Des milliers de fondamentalistes catholiques ont manifesté samedi à Paris contre la « christianophobie » et environ 200 ont prié près du Théâtre de la Ville où se joue une pièce qu’ils jugent « blasphématoire » et contre laquelle ils protestent depuis plus d’une semaine.
En début de soirée, les manifestants (1.500 selon la police et 5.000 selon les organisateurs) se sont rassemblés place des Pyramides (Ier arrondissement), au pied de la statue de Jeanne d’Arc.
Aux cris de « christianophobie, ça suffit ! », le cortège s’est ébranlé vers la place André-Malraux, près du Palais Royal, derrière une banderole proclamant « La France est chrétienne et doit le rester ».
Parmi les manifestants, des prêtres en soutane et des croyants de tous âges exhibant crucifix, drapeaux du Sacré cœur, puis brandissant cierges et flambeaux, une fois la nuit tombée.
Place André-Malraux, ils ont ont prié et chanté agenouillés sous la pluie. Ils se sont ensuite dispersés en lançant pour mot d’ordre : « Tous au théâtre », en allusion au Théâtre de la Ville, place du Châtelet, où se joue une pièce de l’Italien Romeo Castellucci intitulée « Sur le concept du visage du fils de Dieu », qu’ils jugent offensante.
Dans la soirée, quelque 200 protestataires se sont retrouvés face à un cordon de police près du Théâtre de la Ville. Tentant de repousser les forces de l’ordre, ils se sont résignés et ont continué à chanter et prier sous la pluie, scandant « Le blasphème ne passera pas » ou encore « Discriminés, on en a plus qu’assez ».
Depuis plus d’une semaine, une poignée de fondamentalistes catholiques protestent chaque soir devant le Théâtre de la Ville pour perturber le spectacle.
Ils crient à la « christianophobie » à cause des dernières minutes où un visage géant du Christ semble souillé par des excréments, écho de la souffrance des deux personnages, un vieillard incontinent et son fils qui le lave et le change.
« Nous sommes là pour dénoncer la christianophobie au sens large et nous allons mettre une accent particulier sur le spectacle blasphématoire qui se joue en ce moment », a dit à l’AFP Alain Escada, secrétaire général de Civitas, à l’origine de la manifestation.
Civitas, qui revendique un millier de membres, est proche de la Fraternité Saint-Pie X fondée en 1970 par l’intégriste Mgr Marcel Lefebvre (1905-1991).
Le cardinal André Vingt-Trois, archevêque de Paris et président de la Conférence des évêques de France, a condamné samedi lors d’un entretien à Radio Notre-Dame les agissements d’« un groupuscule qui se réclame de l’Eglise catholique sans aucun mandat » et qui « fait de la foi un argument de violence ».

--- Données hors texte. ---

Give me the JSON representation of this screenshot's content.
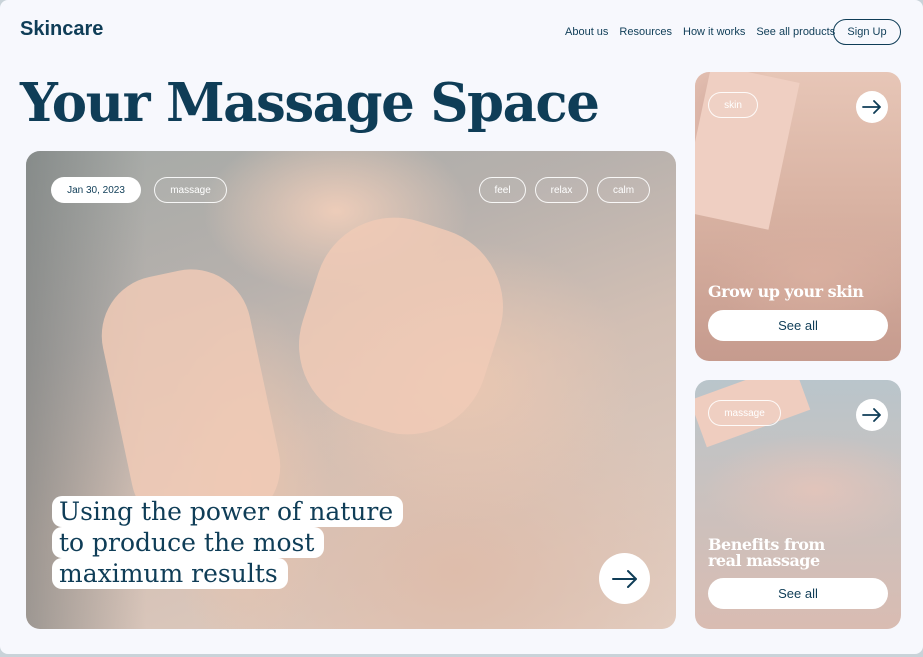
{
  "header": {
    "logo": "Skincare",
    "nav": [
      "About us",
      "Resources",
      "How it works",
      "See all products"
    ],
    "signup_label": "Sign Up"
  },
  "headline": "Your Massage Space",
  "hero": {
    "date": "Jan 30, 2023",
    "category": "massage",
    "tags": [
      "feel",
      "relax",
      "calm"
    ],
    "caption_lines": [
      "Using the power of nature",
      "to produce the most",
      "maximum results"
    ],
    "arrow_icon": "arrow-right-icon"
  },
  "cards": [
    {
      "tag": "skin",
      "title": "Grow up your skin",
      "button": "See all",
      "arrow_icon": "arrow-right-icon"
    },
    {
      "tag": "massage",
      "title_lines": [
        "Benefits from",
        "real massage"
      ],
      "button": "See all",
      "arrow_icon": "arrow-right-icon"
    }
  ],
  "colors": {
    "primary": "#0f3d57",
    "background": "#f7f8fd",
    "surface": "#ffffff"
  }
}
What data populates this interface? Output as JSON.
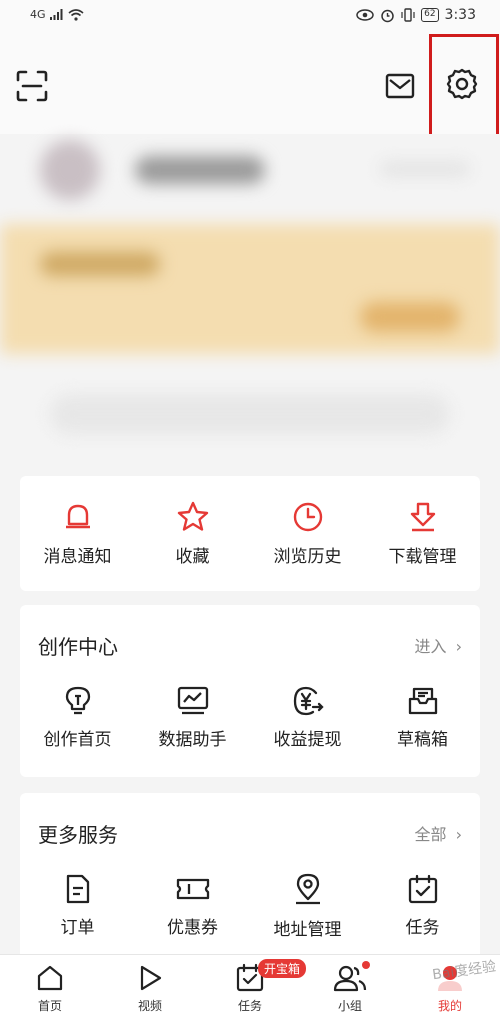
{
  "status_bar": {
    "signal": "4G",
    "battery": "62",
    "time": "3:33"
  },
  "quick_actions": [
    {
      "label": "消息通知",
      "icon": "bell-icon"
    },
    {
      "label": "收藏",
      "icon": "star-icon"
    },
    {
      "label": "浏览历史",
      "icon": "clock-icon"
    },
    {
      "label": "下载管理",
      "icon": "download-icon"
    }
  ],
  "creation_center": {
    "title": "创作中心",
    "link": "进入",
    "items": [
      {
        "label": "创作首页",
        "icon": "lightbulb-icon"
      },
      {
        "label": "数据助手",
        "icon": "chart-monitor-icon"
      },
      {
        "label": "收益提现",
        "icon": "yuan-withdraw-icon"
      },
      {
        "label": "草稿箱",
        "icon": "draft-box-icon"
      }
    ]
  },
  "more_services": {
    "title": "更多服务",
    "link": "全部",
    "items": [
      {
        "label": "订单",
        "icon": "order-icon"
      },
      {
        "label": "优惠券",
        "icon": "coupon-icon"
      },
      {
        "label": "地址管理",
        "icon": "location-icon"
      },
      {
        "label": "任务",
        "icon": "task-icon"
      }
    ]
  },
  "bottom_nav": [
    {
      "label": "首页",
      "icon": "home-icon"
    },
    {
      "label": "视频",
      "icon": "video-play-icon"
    },
    {
      "label": "任务",
      "icon": "task-calendar-icon",
      "badge": "开宝箱"
    },
    {
      "label": "小组",
      "icon": "group-icon"
    },
    {
      "label": "我的",
      "icon": "profile-icon"
    }
  ],
  "watermark": "Bai度经验",
  "colors": {
    "accent": "#e53935",
    "highlight": "#d01c1c",
    "background": "#f4f4f4"
  }
}
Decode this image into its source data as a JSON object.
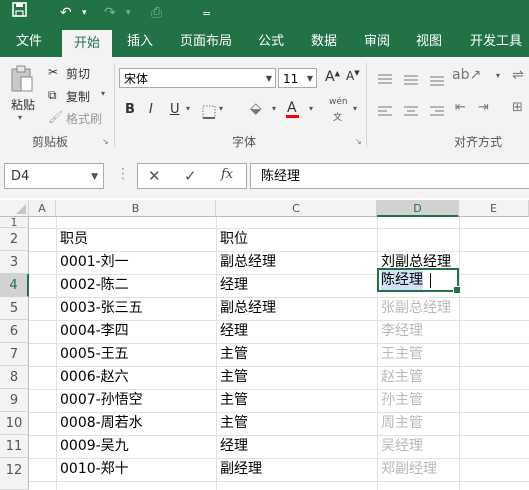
{
  "qat": {
    "save_icon": "save-icon",
    "undo_icon": "undo-icon",
    "redo_icon": "redo-icon",
    "preview_icon": "print-preview-icon",
    "customize": "="
  },
  "tabs": [
    "文件",
    "开始",
    "插入",
    "页面布局",
    "公式",
    "数据",
    "审阅",
    "视图",
    "开发工具"
  ],
  "ribbon": {
    "paste": "粘贴",
    "cut": "剪切",
    "copy": "复制",
    "format_painter": "格式刷",
    "clipboard_group": "剪贴板",
    "font_name": "宋体",
    "font_size": "11",
    "bold": "B",
    "italic": "I",
    "underline": "U",
    "font_color_letter": "A",
    "phonetic": "wén",
    "font_group": "字体",
    "align_group": "对齐方式",
    "font_color": "#ff0000"
  },
  "formula_bar": {
    "name_box": "D4",
    "cancel": "✕",
    "confirm": "✓",
    "fx": "fx",
    "content": "陈经理"
  },
  "sheet": {
    "columns": [
      "A",
      "B",
      "C",
      "D",
      "E"
    ],
    "rows": [
      "1",
      "2",
      "3",
      "4",
      "5",
      "6",
      "7",
      "8",
      "9",
      "10",
      "11",
      "12"
    ],
    "header": {
      "b": "职员",
      "c": "职位"
    },
    "data": [
      {
        "b": "0001-刘一",
        "c": "副总经理",
        "d": "刘副总经理"
      },
      {
        "b": "0002-陈二",
        "c": "经理",
        "d": "陈经理"
      },
      {
        "b": "0003-张三五",
        "c": "副总经理"
      },
      {
        "b": "0004-李四",
        "c": "经理"
      },
      {
        "b": "0005-王五",
        "c": "主管"
      },
      {
        "b": "0006-赵六",
        "c": "主管"
      },
      {
        "b": "0007-孙悟空",
        "c": "主管"
      },
      {
        "b": "0008-周若水",
        "c": "主管"
      },
      {
        "b": "0009-吴九",
        "c": "经理"
      },
      {
        "b": "0010-郑十",
        "c": "副经理"
      }
    ],
    "flash_fill_preview": [
      "张副总经理",
      "李经理",
      "王主管",
      "赵主管",
      "孙主管",
      "周主管",
      "吴经理",
      "郑副经理"
    ]
  },
  "colors": {
    "accent": "#217346",
    "selection": "#217346",
    "ghost_text": "#b8b8b8"
  }
}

« On est en face de gens qui sont organisés pour des manifestations de violence et pour obtenir ce qu’ils ont obtenu d’ailleurs, une place dans les journaux », a-t-il dénoncé.
Le maire de Paris Bertrand Delanoë a exprimé sa « consternation » et son « inquiétude » face à ces tentatives de perturbation. Il a prévenu que la Ville de Paris et le Théâtre de la Ville déposeraient « systématiquement » plainte contre toute personne qui tente d’empêcher les représentations de la pièce.
Sortant du théâtre sous les huées de fondamentalistes, Thomas Ivernel, 41 ans et Christine Pinto, 30 ans, se sont étonnés de l’« ampleur » de la contestation. « Certes, c’est blasphématoire, c’est provocateur, mais on a vu bien d’autres choses pires », a estimé Thomas Ivernel.
La manifestation s’est dispersée dans le calme vers 22H45, a constaté une journaliste de l’AFP.